Now all of this would have been academic if the songs weren’t bloody great. And let me tell you, whilst all of the songs are bloody great, some of the songs are stratospherically great. Yes there are moments especially the opening bars of No, My Heart Will Go On when you think it’s all a pastiche, but stick with it, as even the most unpromising moment blossoms out into something special.  Musical highlights are The Hundredth Time, with its incredibly rich vocal parts (verging on a classic ‘Spiritual’ delivery) and seductive melody line, and One Woman Show, which has the most beautiful piano coda setting up a fragile vocal run from Joey Cook which has a feel of the Velvet Underground’s I’m Sticking With You to it. And, most importantly, they are songs with meaning and content, not pastiches.
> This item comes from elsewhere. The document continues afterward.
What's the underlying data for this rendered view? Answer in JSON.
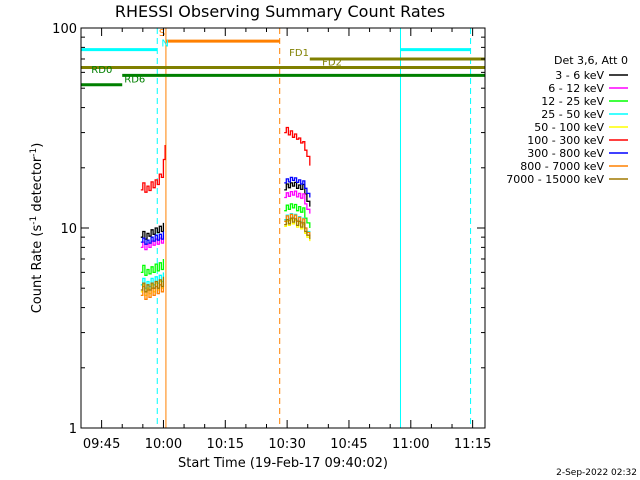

The performances are fabulous too, Owen Pallet’s melancholy run through on teen weepy I’ll Quit is nigh on perfect. In a similar vein is Zac Pennington’s Dreams of Romance which combines a mournfully quiet brass part (sounding suspiciously – or reverentially, take your pick – like the melody line to It’s Not Unusual) with a trembling vocal that screams teenage rejection. It’s mental. Rose Melberg’s Alone At The Pier is a brilliant short statement of intent. Melberg’s understated delivery – while she puts her ex down – combines brilliantly with the lush orchestration.

I could go on and on, but I’d just say that if you like classic pop, get this.